Mammalian cells generate citrate by decarboxylating pyruvate in the mitochondria to supply the tricarboxylic acid (TCA) cycle. In contrast, hypoxia and other impairments of mitochondrial function induce an alternative pathway that produces citrate by reductively carboxylating α-ketoglutarate (AKG) via NADPH-dependent isocitrate dehydrogenase (IDH). It is unknown how cells generate reducing equivalents necessary to supply reductive carboxylation in the setting of mitochondrial impairment. Here, we identified shared metabolic features in cells using reductive carboxylation. Paradoxically, reductive carboxylation was accompanied by concomitant AKG oxidation in the TCA cycle. Inhibiting AKG oxidation decreased reducing equivalent availability and suppressed reductive carboxylation. Interrupting transfer of reducing equivalents from NADH to NADPH by nicotinamide nucleotide transhydrogenase increased NADH abundance and decreased NADPH abundance while suppressing reductive carboxylation.

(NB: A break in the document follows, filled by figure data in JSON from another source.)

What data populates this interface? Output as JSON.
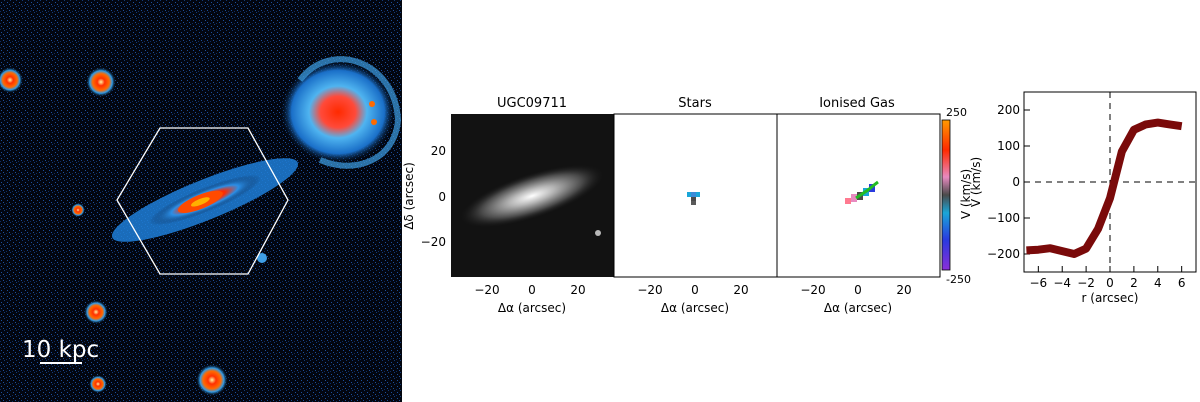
{
  "figure": {
    "image_panel": {
      "scale_bar_label": "10 kpc"
    },
    "map_panels": {
      "titles": [
        "UGC09711",
        "Stars",
        "Ionised Gas"
      ],
      "ylabel": "Δδ (arcsec)",
      "xlabel": "Δα (arcsec)",
      "x_ticks": [
        "−20",
        "0",
        "20"
      ],
      "y_ticks": [
        "20",
        "0",
        "−20"
      ],
      "colorbar": {
        "label": "V (km/s)",
        "max_label": "250",
        "min_label": "-250",
        "range": [
          -250,
          250
        ]
      }
    }
  },
  "chart_data": [
    {
      "type": "line",
      "title": "",
      "xlabel": "r (arcsec)",
      "ylabel": "V (km/s)",
      "xlim": [
        -7.2,
        7.2
      ],
      "ylim": [
        -250,
        250
      ],
      "x_ticks": [
        "−6",
        "−4",
        "−2",
        "0",
        "2",
        "4",
        "6"
      ],
      "y_ticks": [
        "200",
        "100",
        "0",
        "−100",
        "−200"
      ],
      "grid": false,
      "reference_lines": [
        {
          "axis": "x",
          "value": 0,
          "style": "dashed"
        },
        {
          "axis": "y",
          "value": 0,
          "style": "dashed"
        }
      ],
      "series": [
        {
          "color": "#7a0a0a",
          "x": [
            -7,
            -6,
            -5,
            -4,
            -3,
            -2,
            -1,
            0,
            1,
            2,
            3,
            4,
            5,
            6
          ],
          "values": [
            -190,
            -188,
            -184,
            -192,
            -200,
            -185,
            -130,
            -45,
            85,
            145,
            160,
            165,
            160,
            155
          ]
        }
      ]
    }
  ]
}
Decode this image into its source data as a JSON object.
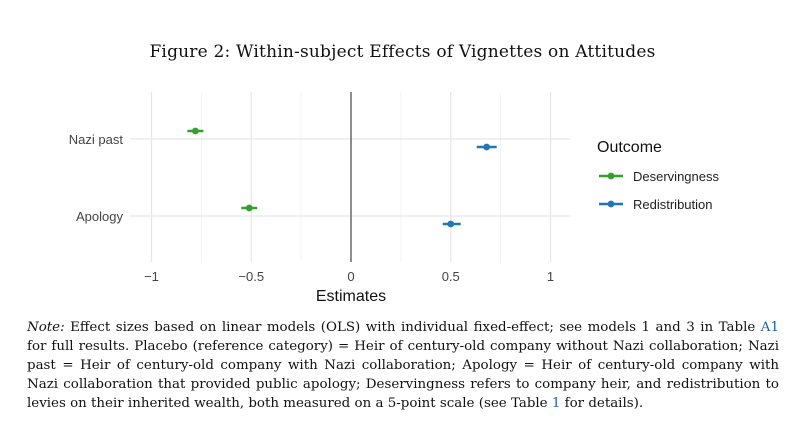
{
  "figure_title": "Figure 2: Within-subject Effects of Vignettes on Attitudes",
  "chart_data": {
    "type": "scatter",
    "subtype": "coefficient-plot",
    "categories": [
      "Nazi past",
      "Apology"
    ],
    "xlabel": "Estimates",
    "ylabel": "",
    "xlim": [
      -1.1,
      1.1
    ],
    "xticks": [
      -1,
      -0.5,
      0,
      0.5,
      1
    ],
    "xtick_labels": [
      "−1",
      "−0.5",
      "0",
      "0.5",
      "1"
    ],
    "reference_line": 0,
    "grid": true,
    "legend": {
      "title": "Outcome",
      "placement": "right"
    },
    "series": [
      {
        "name": "Deservingness",
        "color": "#33a02c",
        "points": [
          {
            "category": "Nazi past",
            "estimate": -0.78,
            "ci": [
              -0.82,
              -0.74
            ]
          },
          {
            "category": "Apology",
            "estimate": -0.51,
            "ci": [
              -0.55,
              -0.47
            ]
          }
        ]
      },
      {
        "name": "Redistribution",
        "color": "#1f78b4",
        "points": [
          {
            "category": "Nazi past",
            "estimate": 0.68,
            "ci": [
              0.63,
              0.73
            ]
          },
          {
            "category": "Apology",
            "estimate": 0.5,
            "ci": [
              0.46,
              0.55
            ]
          }
        ]
      }
    ]
  },
  "note": {
    "label": "Note:",
    "p1": " Effect sizes based on linear models (OLS) with individual fixed-effect; see models 1 and 3 in Table ",
    "ref1": "A1",
    "p2": " for full results. Placebo (reference category) = Heir of century-old company without Nazi collaboration; Nazi past = Heir of century-old company with Nazi collaboration; Apology = Heir of century-old company with Nazi collaboration that provided public apology; Deservingness refers to company heir, and redistribution to levies on their inherited wealth, both measured on a 5-point scale (see Table ",
    "ref2": "1",
    "p3": " for details)."
  }
}
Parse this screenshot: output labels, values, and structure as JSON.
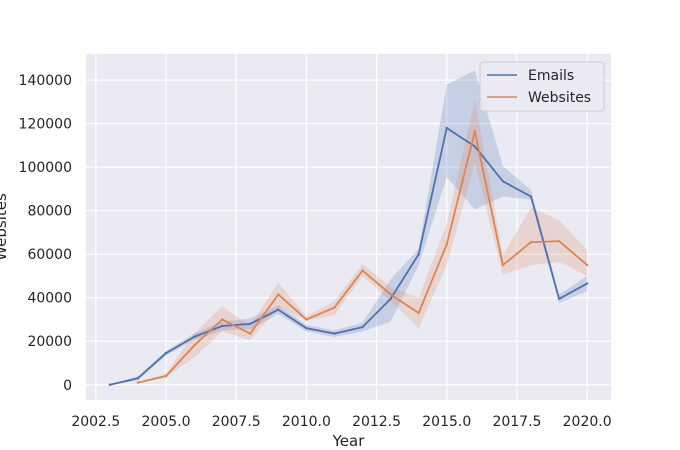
{
  "chart_data": {
    "type": "line",
    "title": "",
    "xlabel": "Year",
    "ylabel": "Websites",
    "xlim": [
      2002.15,
      2020.85
    ],
    "ylim": [
      -7000,
      152000
    ],
    "x_ticks": [
      2002.5,
      2005.0,
      2007.5,
      2010.0,
      2012.5,
      2015.0,
      2017.5,
      2020.0
    ],
    "x_tick_labels": [
      "2002.5",
      "2005.0",
      "2007.5",
      "2010.0",
      "2012.5",
      "2015.0",
      "2017.5",
      "2020.0"
    ],
    "y_ticks": [
      0,
      20000,
      40000,
      60000,
      80000,
      100000,
      120000,
      140000
    ],
    "y_tick_labels": [
      "0",
      "20000",
      "40000",
      "60000",
      "80000",
      "100000",
      "120000",
      "140000"
    ],
    "grid": true,
    "legend_position": "top-right",
    "series": [
      {
        "name": "Emails",
        "color": "#4c72b0",
        "x": [
          2003,
          2004,
          2005,
          2006,
          2007,
          2008,
          2009,
          2010,
          2011,
          2012,
          2013,
          2014,
          2015,
          2016,
          2017,
          2018,
          2019,
          2020
        ],
        "values": [
          0,
          3000,
          14500,
          22000,
          27000,
          28000,
          34500,
          26000,
          23500,
          26500,
          39500,
          60000,
          118000,
          109500,
          93500,
          86500,
          39500,
          46500
        ],
        "ci_lower": [
          0,
          2000,
          13500,
          20500,
          25000,
          25500,
          32500,
          24500,
          22000,
          24500,
          29000,
          55000,
          95500,
          80500,
          86500,
          85000,
          37500,
          43000
        ],
        "ci_upper": [
          0,
          4000,
          15500,
          23500,
          29000,
          30500,
          36500,
          27500,
          25000,
          28500,
          48500,
          62500,
          138000,
          144500,
          100500,
          89500,
          41500,
          50000
        ]
      },
      {
        "name": "Websites",
        "color": "#dd8452",
        "x": [
          2004,
          2005,
          2006,
          2007,
          2008,
          2009,
          2010,
          2011,
          2012,
          2013,
          2014,
          2015,
          2016,
          2017,
          2018,
          2019,
          2020
        ],
        "values": [
          1000,
          4000,
          18000,
          30000,
          23500,
          41500,
          30000,
          35500,
          52500,
          41500,
          33000,
          64500,
          116500,
          55000,
          65500,
          66000,
          55000
        ],
        "ci_lower": [
          1000,
          3500,
          12500,
          24500,
          20500,
          35500,
          29500,
          32000,
          50000,
          38500,
          26000,
          55000,
          102000,
          50500,
          55000,
          56500,
          50000
        ],
        "ci_upper": [
          1000,
          5000,
          23500,
          36000,
          27000,
          47000,
          31500,
          38500,
          55500,
          45000,
          40000,
          74000,
          131000,
          59500,
          81500,
          75500,
          62000
        ]
      }
    ]
  }
}
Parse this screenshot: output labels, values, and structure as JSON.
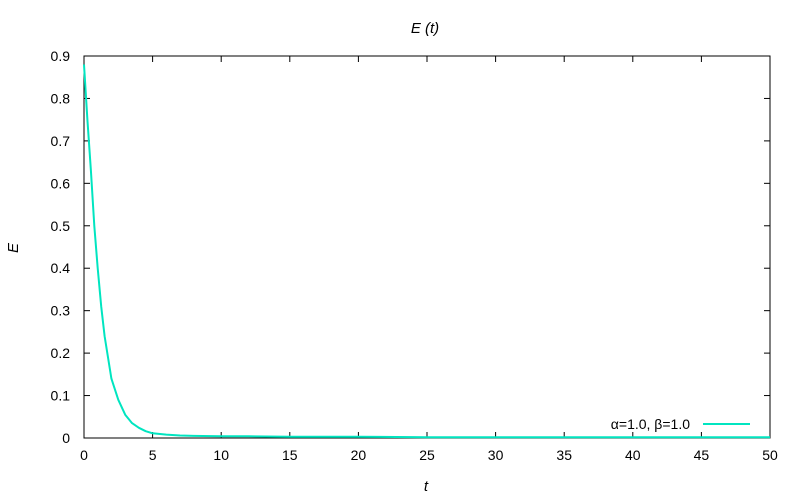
{
  "chart_data": {
    "type": "line",
    "title": "E (t)",
    "xlabel": "t",
    "ylabel": "E",
    "xlim": [
      0,
      50
    ],
    "ylim": [
      0,
      0.9
    ],
    "xticks": [
      "0",
      "5",
      "10",
      "15",
      "20",
      "25",
      "30",
      "35",
      "40",
      "45",
      "50"
    ],
    "yticks": [
      "0",
      "0.1",
      "0.2",
      "0.3",
      "0.4",
      "0.5",
      "0.6",
      "0.7",
      "0.8",
      "0.9"
    ],
    "grid": false,
    "legend_position": "bottom-right",
    "series": [
      {
        "name": "α=1.0, β=1.0",
        "color": "#00e5c0",
        "x": [
          0,
          0.25,
          0.5,
          0.75,
          1.0,
          1.25,
          1.5,
          1.75,
          2.0,
          2.5,
          3.0,
          3.5,
          4.0,
          4.5,
          5.0,
          6.0,
          7.0,
          8.0,
          10.0,
          12.0,
          15.0,
          20.0,
          25.0,
          30.0,
          35.0,
          40.0,
          45.0,
          50.0
        ],
        "y": [
          0.88,
          0.75,
          0.63,
          0.5,
          0.4,
          0.31,
          0.24,
          0.19,
          0.14,
          0.09,
          0.055,
          0.035,
          0.024,
          0.016,
          0.011,
          0.008,
          0.006,
          0.005,
          0.004,
          0.004,
          0.003,
          0.003,
          0.002,
          0.002,
          0.002,
          0.002,
          0.002,
          0.002
        ]
      }
    ]
  }
}
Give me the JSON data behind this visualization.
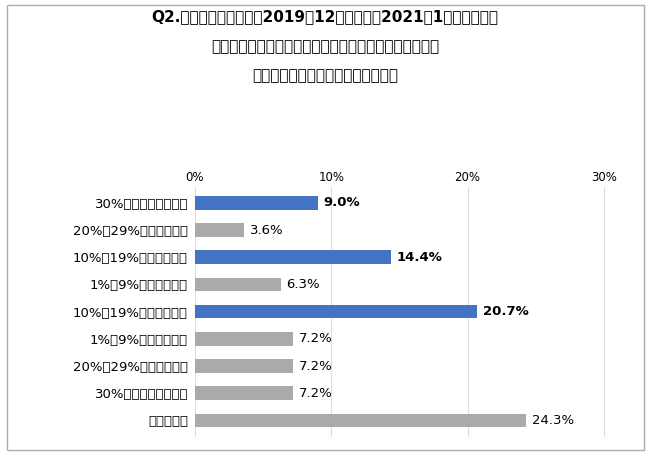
{
  "title_line1": "Q2.新型コロナ流行前の2019年12月と現在（2021年1月）を比べ、",
  "title_line2": "　日経平均株価はどのようになっていると思いますか。",
  "title_line3": "　調べずに直感でお答えください。",
  "categories": [
    "30%以上下がっている",
    "20%～29%下がっている",
    "10%～19%下がっている",
    "1%～9%下がっている",
    "10%～19%上がっている",
    "1%～9%上がっている",
    "20%～29%上がっている",
    "30%以上上がっている",
    "わからない"
  ],
  "values": [
    9.0,
    3.6,
    14.4,
    6.3,
    20.7,
    7.2,
    7.2,
    7.2,
    24.3
  ],
  "colors": [
    "#4472c4",
    "#aaaaaa",
    "#4472c4",
    "#aaaaaa",
    "#4472c4",
    "#aaaaaa",
    "#aaaaaa",
    "#aaaaaa",
    "#aaaaaa"
  ],
  "highlight_indices": [
    0,
    2,
    4
  ],
  "xlim": [
    0,
    31
  ],
  "xticks": [
    0,
    10,
    20,
    30
  ],
  "xticklabels": [
    "0%",
    "10%",
    "20%",
    "30%"
  ],
  "background_color": "#ffffff",
  "border_color": "#aaaaaa",
  "bar_height": 0.5,
  "label_fontsize": 9.5,
  "value_fontsize": 9.5,
  "title_fontsize": 11.0
}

The data demonstrate that reductive carboxylation requires bidirectional AKG metabolism along oxidative and reductive pathways, with the oxidative pathway producing reducing equivalents used to operate IDH in reverse. [Display omitted] •Cells with mitochondrial defects use bidirectional metabolism of the TCA cycle•Glutamine supplies the succinate pool through oxidative and reductive metabolism•Oxidative TCA cycle metabolism is required for reductive citrate formation•Oxidative metabolism produces reducing equivalents for reductive carboxylation Cancer cells with mitochondrial defects use an unconventional and poorly understood metabolic pathway known as reductive carboxylation. Here, Mullen et al. have uncovered a redox relay system that enables cancer cells to engage this pathway. The authors show that this system requires oxidative metabolism of α-ketoglutarate, which generates reducing equivalents that are used to support the reductive carboxylation pathway, providing a mechanism for the reductive carboxylation pathway's regulation in cancer cells with mitochondrial defects.